I tried to implement a FCN with PyTorch ,which I have previously implemented in Torch. The BCE losses drops to around 0.05 after several epoches, but when I simply run a inference, even an image in the training dataset, the result is just something mess:
really can not understand why. Any help?
The main training loop:(I use my own image dataloader and training loop, label is either 1 or 0)
optimizer = optim.Adam(fcn.parameters(), lr=opt.lr)
def train(epoch):
np.random.shuffle(name_list)
epoch_lossSeg = 0.0
for iteration in range(0, dataset_size,opt.batchSize):
batch_img_tensor = torch.FloatTensor(opt.batchSize, 3, opt.h, opt.w)
batch_annotation_tensor = torch.FloatTensor(opt.batchSize,1,opt.h, opt.w)
# get a batch input and label
for i in range(iteration+0, iteration + opt.batchSize):
img_ = Image.open(opt.train_img_path + '/' + name_list[i])
img = img_.resize(img_size,Image.BILINEAR)
batch_img_tensor[ i-iteration ] = torch.from_numpy(np.array(img)).float()
annotation_ = Image.open(opt.train_label_path + '/' + name_list[i])
annotation = annotation_.resize(img_size,Image.NEAREST)
batch_annotation_tensor[i-iteration] = torch.from_numpy(np.array(annotation)).float()
# PyTorch use pixel values from 0 to 1
batch_img_tensor = batch_img_tensor
batch_annotation_tensor = batch_annotation_tensor / 255
batch_input = Variable(batch_img_tensor).cuda()
batch_annotation = Variable(batch_annotation_tensor).cuda()
optimizer.zero_grad()
output = fcn.forward(batch_input)
err_seg = criterion(output,batch_annotation)
err_seg.backward()
optimizer.step()
inference code:
img = Image.open('...')
size = 256,256
img = img.resize((256,256))
input_tensor = torch.FloatTensor(1,3,256,256)
input_tensor[0] = torch.from_numpy(np.asarray(img))

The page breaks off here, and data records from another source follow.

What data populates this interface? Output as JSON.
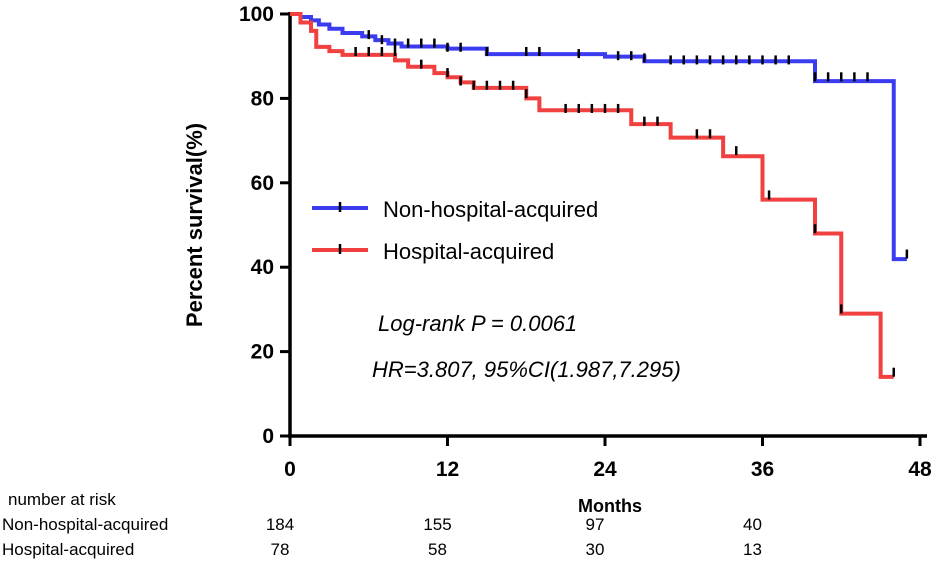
{
  "chart_data": {
    "type": "line",
    "subtype": "kaplan-meier",
    "xlabel": "Months",
    "ylabel": "Percent survival(%)",
    "xlim": [
      0,
      48
    ],
    "ylim": [
      0,
      100
    ],
    "xticks": [
      "0",
      "12",
      "24",
      "36",
      "48"
    ],
    "yticks": [
      "0",
      "20",
      "40",
      "60",
      "80",
      "100"
    ],
    "legend_position": "center-left",
    "series": [
      {
        "name": "Non-hospital-acquired",
        "color": "#3b3bf0",
        "steps": [
          [
            0,
            100
          ],
          [
            0.8,
            99.3
          ],
          [
            1.6,
            98.5
          ],
          [
            2.2,
            97.5
          ],
          [
            3,
            96.5
          ],
          [
            4,
            95.5
          ],
          [
            5.5,
            94.7
          ],
          [
            6.5,
            93.8
          ],
          [
            7.5,
            93
          ],
          [
            8.5,
            92.3
          ],
          [
            12,
            91.8
          ],
          [
            15,
            90.5
          ],
          [
            19,
            90.5
          ],
          [
            24,
            89.9
          ],
          [
            27,
            88.8
          ],
          [
            40,
            84.1
          ],
          [
            46,
            84.1
          ],
          [
            46,
            41.9
          ],
          [
            47,
            41.9
          ]
        ],
        "censors": [
          [
            6,
            95
          ],
          [
            7,
            93.8
          ],
          [
            8,
            93
          ],
          [
            9,
            93
          ],
          [
            10,
            93
          ],
          [
            11,
            93
          ],
          [
            12,
            92
          ],
          [
            13,
            92
          ],
          [
            15,
            91
          ],
          [
            18,
            91
          ],
          [
            19,
            91
          ],
          [
            22,
            90.5
          ],
          [
            25,
            90
          ],
          [
            26,
            90
          ],
          [
            27,
            89.5
          ],
          [
            29,
            89
          ],
          [
            30,
            89
          ],
          [
            31,
            89
          ],
          [
            32,
            89
          ],
          [
            33,
            89
          ],
          [
            34,
            89
          ],
          [
            35,
            89
          ],
          [
            36,
            89
          ],
          [
            37,
            89
          ],
          [
            38,
            89
          ],
          [
            40,
            85
          ],
          [
            41,
            85
          ],
          [
            42,
            85
          ],
          [
            43,
            85
          ],
          [
            44,
            85
          ],
          [
            47,
            43
          ]
        ]
      },
      {
        "name": "Hospital-acquired",
        "color": "#f04040",
        "steps": [
          [
            0,
            100
          ],
          [
            0.8,
            98
          ],
          [
            1.6,
            96
          ],
          [
            2,
            92.2
          ],
          [
            3,
            91.2
          ],
          [
            4,
            90.3
          ],
          [
            8,
            89
          ],
          [
            9,
            87.5
          ],
          [
            11,
            86
          ],
          [
            12,
            85
          ],
          [
            13,
            83.8
          ],
          [
            14,
            82.5
          ],
          [
            18,
            80
          ],
          [
            19,
            77.2
          ],
          [
            26,
            73.9
          ],
          [
            29,
            70.7
          ],
          [
            33,
            66.3
          ],
          [
            36,
            56
          ],
          [
            40,
            48
          ],
          [
            42,
            29
          ],
          [
            45,
            14
          ],
          [
            46,
            14
          ]
        ],
        "censors": [
          [
            5,
            91
          ],
          [
            6,
            91
          ],
          [
            7,
            91
          ],
          [
            8,
            91
          ],
          [
            10,
            88
          ],
          [
            12,
            86
          ],
          [
            13,
            84
          ],
          [
            14,
            83
          ],
          [
            15,
            83
          ],
          [
            16,
            83
          ],
          [
            17,
            83
          ],
          [
            18,
            81
          ],
          [
            21,
            77.5
          ],
          [
            22,
            77.5
          ],
          [
            23,
            77.5
          ],
          [
            24,
            77.5
          ],
          [
            25,
            77.5
          ],
          [
            27,
            74.5
          ],
          [
            28,
            74.5
          ],
          [
            31,
            71.5
          ],
          [
            32,
            71.5
          ],
          [
            34,
            67.5
          ],
          [
            36.5,
            57
          ],
          [
            40,
            49
          ],
          [
            42,
            30
          ],
          [
            46,
            15
          ]
        ]
      }
    ],
    "annotations": [
      "Log-rank P = 0.0061",
      "HR=3.807, 95%CI(1.987,7.295)"
    ],
    "risk_table": {
      "title": "number at risk",
      "times": [
        0,
        12,
        24,
        36
      ],
      "rows": [
        {
          "label": "Non-hospital-acquired",
          "values": [
            "184",
            "155",
            "97",
            "40"
          ]
        },
        {
          "label": "Hospital-acquired",
          "values": [
            "78",
            "58",
            "30",
            "13"
          ]
        }
      ]
    }
  }
}
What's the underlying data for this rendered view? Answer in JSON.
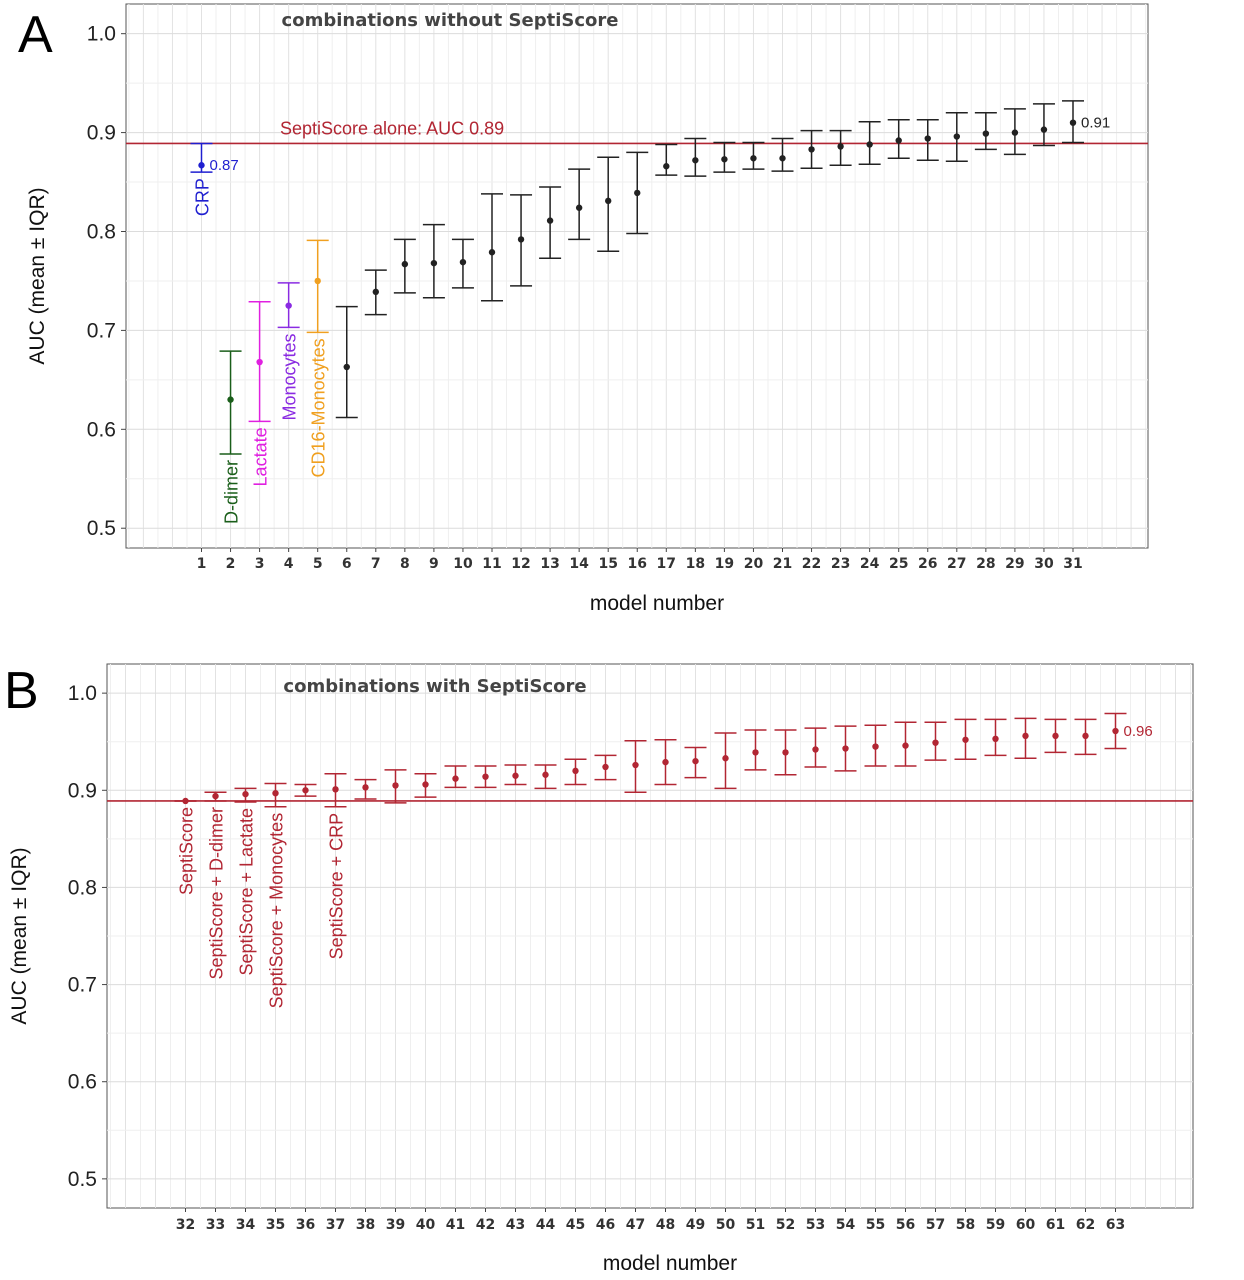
{
  "colors": {
    "black": "#222222",
    "red": "#b22633",
    "ref_line": "#b22633",
    "blue": "#1f1fd0",
    "green": "#1a5e1a",
    "magenta": "#e020e0",
    "purple": "#8a2be2",
    "orange": "#f0a020"
  },
  "chart_data": [
    {
      "panel": "A",
      "type": "scatter",
      "title": "combinations without SeptiScore",
      "xlabel": "model number",
      "ylabel": "AUC (mean ± IQR)",
      "ylim": [
        0.48,
        1.03
      ],
      "yticks": [
        0.5,
        0.6,
        0.7,
        0.8,
        0.9,
        1.0
      ],
      "grid": true,
      "reference_line": {
        "y": 0.889,
        "label": "SeptiScore alone: AUC 0.89"
      },
      "value_labels": [
        {
          "x": 1,
          "text": "0.87"
        },
        {
          "x": 31,
          "text": "0.91"
        }
      ],
      "marker_labels": [
        {
          "x": 1,
          "text": "CRP",
          "color": "blue"
        },
        {
          "x": 2,
          "text": "D-dimer",
          "color": "green"
        },
        {
          "x": 3,
          "text": "Lactate",
          "color": "magenta"
        },
        {
          "x": 4,
          "text": "Monocytes",
          "color": "purple"
        },
        {
          "x": 5,
          "text": "CD16-Monocytes",
          "color": "orange"
        }
      ],
      "series": [
        {
          "x": [
            1,
            2,
            3,
            4,
            5,
            6,
            7,
            8,
            9,
            10,
            11,
            12,
            13,
            14,
            15,
            16,
            17,
            18,
            19,
            20,
            21,
            22,
            23,
            24,
            25,
            26,
            27,
            28,
            29,
            30,
            31
          ],
          "mean": [
            0.867,
            0.63,
            0.668,
            0.725,
            0.75,
            0.663,
            0.739,
            0.767,
            0.768,
            0.769,
            0.779,
            0.792,
            0.811,
            0.824,
            0.831,
            0.839,
            0.866,
            0.872,
            0.873,
            0.874,
            0.874,
            0.883,
            0.886,
            0.888,
            0.892,
            0.894,
            0.896,
            0.899,
            0.9,
            0.903,
            0.91
          ],
          "low": [
            0.86,
            0.575,
            0.608,
            0.703,
            0.698,
            0.612,
            0.716,
            0.738,
            0.733,
            0.743,
            0.73,
            0.745,
            0.773,
            0.792,
            0.78,
            0.798,
            0.857,
            0.856,
            0.86,
            0.863,
            0.861,
            0.864,
            0.867,
            0.868,
            0.874,
            0.872,
            0.871,
            0.883,
            0.878,
            0.887,
            0.89
          ],
          "high": [
            0.889,
            0.679,
            0.729,
            0.748,
            0.791,
            0.724,
            0.761,
            0.792,
            0.807,
            0.792,
            0.838,
            0.837,
            0.845,
            0.863,
            0.875,
            0.88,
            0.888,
            0.894,
            0.89,
            0.89,
            0.894,
            0.902,
            0.902,
            0.911,
            0.913,
            0.913,
            0.92,
            0.92,
            0.924,
            0.929,
            0.932
          ],
          "colors": [
            "blue",
            "green",
            "magenta",
            "purple",
            "orange",
            "black",
            "black",
            "black",
            "black",
            "black",
            "black",
            "black",
            "black",
            "black",
            "black",
            "black",
            "black",
            "black",
            "black",
            "black",
            "black",
            "black",
            "black",
            "black",
            "black",
            "black",
            "black",
            "black",
            "black",
            "black",
            "black"
          ]
        }
      ]
    },
    {
      "panel": "B",
      "type": "scatter",
      "title": "combinations with SeptiScore",
      "xlabel": "model number",
      "ylabel": "AUC (mean ± IQR)",
      "ylim": [
        0.47,
        1.03
      ],
      "yticks": [
        0.5,
        0.6,
        0.7,
        0.8,
        0.9,
        1.0
      ],
      "grid": true,
      "reference_line": {
        "y": 0.889,
        "label": ""
      },
      "value_labels": [
        {
          "x": 63,
          "text": "0.96"
        }
      ],
      "marker_labels": [
        {
          "x": 32,
          "text": "SeptiScore",
          "color": "red"
        },
        {
          "x": 33,
          "text": "SeptiScore + D-dimer",
          "color": "red"
        },
        {
          "x": 34,
          "text": "SeptiScore + Lactate",
          "color": "red"
        },
        {
          "x": 35,
          "text": "SeptiScore + Monocytes",
          "color": "red"
        },
        {
          "x": 37,
          "text": "SeptiScore + CRP",
          "color": "red"
        }
      ],
      "series": [
        {
          "x": [
            32,
            33,
            34,
            35,
            36,
            37,
            38,
            39,
            40,
            41,
            42,
            43,
            44,
            45,
            46,
            47,
            48,
            49,
            50,
            51,
            52,
            53,
            54,
            55,
            56,
            57,
            58,
            59,
            60,
            61,
            62,
            63
          ],
          "mean": [
            0.889,
            0.894,
            0.896,
            0.897,
            0.9,
            0.901,
            0.903,
            0.905,
            0.906,
            0.912,
            0.914,
            0.915,
            0.916,
            0.92,
            0.924,
            0.926,
            0.929,
            0.93,
            0.933,
            0.939,
            0.939,
            0.942,
            0.943,
            0.945,
            0.946,
            0.949,
            0.952,
            0.953,
            0.956,
            0.956,
            0.956,
            0.961
          ],
          "low": [
            0.889,
            0.889,
            0.888,
            0.883,
            0.894,
            0.883,
            0.891,
            0.887,
            0.893,
            0.903,
            0.903,
            0.906,
            0.902,
            0.906,
            0.911,
            0.898,
            0.906,
            0.913,
            0.902,
            0.921,
            0.916,
            0.924,
            0.92,
            0.925,
            0.925,
            0.931,
            0.932,
            0.936,
            0.933,
            0.939,
            0.937,
            0.943
          ],
          "high": [
            0.889,
            0.898,
            0.902,
            0.907,
            0.906,
            0.917,
            0.911,
            0.921,
            0.917,
            0.925,
            0.925,
            0.926,
            0.926,
            0.932,
            0.936,
            0.951,
            0.952,
            0.944,
            0.959,
            0.962,
            0.962,
            0.964,
            0.966,
            0.967,
            0.97,
            0.97,
            0.973,
            0.973,
            0.974,
            0.973,
            0.973,
            0.979
          ],
          "colors": [
            "red"
          ]
        }
      ]
    }
  ]
}
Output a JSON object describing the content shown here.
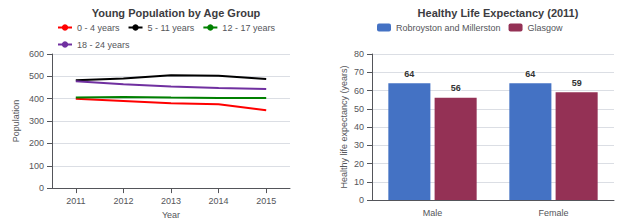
{
  "chart_data": [
    {
      "type": "line",
      "title": "Young Population by Age Group",
      "xlabel": "Year",
      "ylabel": "Population",
      "x": [
        2011,
        2012,
        2013,
        2014,
        2015
      ],
      "series": [
        {
          "name": "0 - 4 years",
          "color": "#ff0000",
          "values": [
            400,
            390,
            380,
            375,
            348
          ]
        },
        {
          "name": "5 - 11 years",
          "color": "#000000",
          "values": [
            483,
            490,
            505,
            503,
            488
          ]
        },
        {
          "name": "12 - 17 years",
          "color": "#008000",
          "values": [
            405,
            408,
            405,
            403,
            403
          ]
        },
        {
          "name": "18 - 24 years",
          "color": "#7030a0",
          "values": [
            478,
            465,
            455,
            448,
            443
          ]
        }
      ],
      "xlim": [
        2010.5,
        2015.5
      ],
      "xticks": [
        2011,
        2012,
        2013,
        2014,
        2015
      ],
      "ylim": [
        0,
        600
      ],
      "yticks": [
        0,
        100,
        200,
        300,
        400,
        500,
        600
      ],
      "grid": true,
      "legend": "top"
    },
    {
      "type": "bar",
      "title": "Healthy Life Expectancy (2011)",
      "ylabel": "Healthy life expectancy (years)",
      "categories": [
        "Male",
        "Female"
      ],
      "series": [
        {
          "name": "Robroyston and Millerston",
          "color": "#4472c4",
          "values": [
            64,
            64
          ]
        },
        {
          "name": "Glasgow",
          "color": "#943155",
          "values": [
            56,
            59
          ]
        }
      ],
      "ylim": [
        0,
        80
      ],
      "yticks": [
        0,
        10,
        20,
        30,
        40,
        50,
        60,
        70,
        80
      ],
      "grid": true,
      "legend": "top",
      "data_labels": true
    }
  ]
}
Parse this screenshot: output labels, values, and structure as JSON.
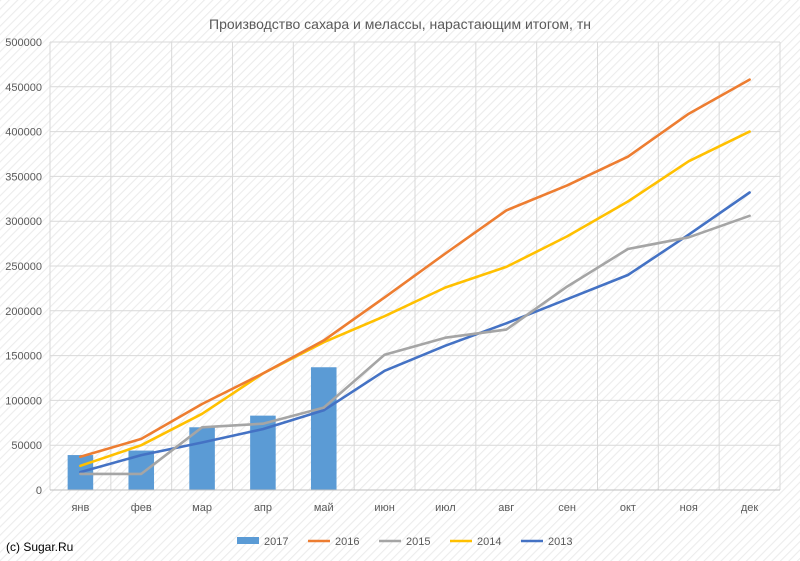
{
  "credit": "(c) Sugar.Ru",
  "colors": {
    "grid": "#d9d9d9",
    "hatch": "#ececec",
    "text": "#595959"
  },
  "chart_data": {
    "type": "bar+line",
    "title": "Производство сахара и мелассы, нарастающим итогом, тн",
    "xlabel": "",
    "ylabel": "",
    "categories": [
      "янв",
      "фев",
      "мар",
      "апр",
      "май",
      "июн",
      "июл",
      "авг",
      "сен",
      "окт",
      "ноя",
      "дек"
    ],
    "ylim": [
      0,
      500000
    ],
    "yticks": [
      0,
      50000,
      100000,
      150000,
      200000,
      250000,
      300000,
      350000,
      400000,
      450000,
      500000
    ],
    "ytick_labels": [
      "0",
      "50000",
      "100000",
      "150000",
      "200000",
      "250000",
      "300000",
      "350000",
      "400000",
      "450000",
      "500000"
    ],
    "grid": true,
    "legend_position": "bottom",
    "series": [
      {
        "name": "2017",
        "type": "bar",
        "color": "#5b9bd5",
        "values": [
          39000,
          44000,
          70000,
          83000,
          137000,
          null,
          null,
          null,
          null,
          null,
          null,
          null
        ]
      },
      {
        "name": "2016",
        "type": "line",
        "color": "#ed7d31",
        "values": [
          37000,
          57000,
          96000,
          130000,
          167000,
          215000,
          264000,
          312000,
          340000,
          372000,
          420000,
          458000
        ]
      },
      {
        "name": "2015",
        "type": "line",
        "color": "#a5a5a5",
        "values": [
          18000,
          18000,
          70000,
          74000,
          92000,
          151000,
          170000,
          179000,
          227000,
          269000,
          282000,
          306000
        ]
      },
      {
        "name": "2014",
        "type": "line",
        "color": "#ffc000",
        "values": [
          27000,
          50000,
          85000,
          130000,
          165000,
          194000,
          226000,
          249000,
          283000,
          322000,
          367000,
          400000
        ]
      },
      {
        "name": "2013",
        "type": "line",
        "color": "#4472c4",
        "values": [
          20000,
          39000,
          53000,
          68000,
          89000,
          133000,
          161000,
          186000,
          213000,
          240000,
          285000,
          332000
        ]
      }
    ]
  }
}
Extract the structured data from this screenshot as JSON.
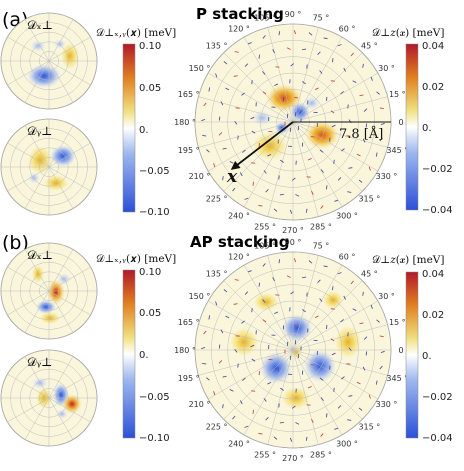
{
  "panels": [
    {
      "label": "(a)",
      "title": "P stacking",
      "small_plots": [
        "𝒟ₓ⊥",
        "𝒟ᵧ⊥"
      ],
      "colorbar_left": {
        "label": "𝒟⊥ₓ,ᵧ(𝒙) [meV]",
        "ticks": [
          "0.10",
          "0.05",
          "0.",
          "−0.05",
          "−0.10"
        ]
      },
      "colorbar_right": {
        "label": "𝒟⊥𝑧(𝒙) [meV]",
        "ticks": [
          "0.04",
          "0.02",
          "0.",
          "−0.02",
          "−0.04"
        ]
      },
      "radius_label": "7.8 [Å]",
      "axis_label": "𝒙"
    },
    {
      "label": "(b)",
      "title": "AP stacking",
      "small_plots": [
        "𝒟ₓ⊥",
        "𝒟ᵧ⊥"
      ],
      "colorbar_left": {
        "label": "𝒟⊥ₓ,ᵧ(𝒙) [meV]",
        "ticks": [
          "0.10",
          "0.05",
          "0.",
          "−0.05",
          "−0.10"
        ]
      },
      "colorbar_right": {
        "label": "𝒟⊥𝑧(𝒙) [meV]",
        "ticks": [
          "0.04",
          "0.02",
          "0.",
          "−0.02",
          "−0.04"
        ]
      }
    }
  ],
  "angle_labels": [
    "0",
    "15 °",
    "30 °",
    "45 °",
    "60 °",
    "75 °",
    "90 °",
    "105 °",
    "120 °",
    "135 °",
    "150 °",
    "165 °",
    "180 °",
    "195 °",
    "210 °",
    "225 °",
    "240 °",
    "255 °",
    "270 °",
    "285 °",
    "300 °",
    "315 °",
    "330 °",
    "345 °"
  ],
  "colors": {
    "background": "#faf6dc",
    "grid": "#bdbdbd",
    "positive": "#e8a020",
    "negative": "#3a62d8",
    "arrow": "#5050a0"
  }
}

input_tensor = input_tensor.float()
input_var = Variable(input_tensor)
fcn.eval()
out = fcn.forward(input_var.cuda())
from matplotlib import pyplot as plt
import numpy
out = out.cpu()
out_img = out.data[0]
plt.imshow(out_img.numpy()[0])
do you perform the same image pre-processing during training and testing?
To double check, during training you could save some example images of the training predictions (making sure that you are saving after softmax if using NLLLoss, keeping only the prediction channel, etc). This could show if you are wrongly pre-processing your test images.
Maybe. I didn’t check in details your code, but are you using a pre-trained network?
And if yes, make sure that the image pre-processing is the same (you are not subtracting the imagenet mean/std, so if you use models from modelzoo, it won’t work).
Also, it would make your life easier (and the code would be faster as well) if you implemented a Dataset, and used a dataLoader from pytorch (as it would load the images using multiple threads).
I need to annotation tensors to be batchSize*1*256*256 with 0 and 1 pixel values. But when I tried to load them using Dataset class, the tensors just become the rgb channel images. Where should I change ?
Besides, is there any difference between the following two ways to save models? I used the second one
To load the images without converting them to RGB, just don’t pass the .convert('RGB') option to PIL.
The difference between both is that in the first one, you just save the parameters, while the second you save the full structure. The first one is advised, because it’s clear what the model structure is (you need to have a file that defines it), but both should work just fine.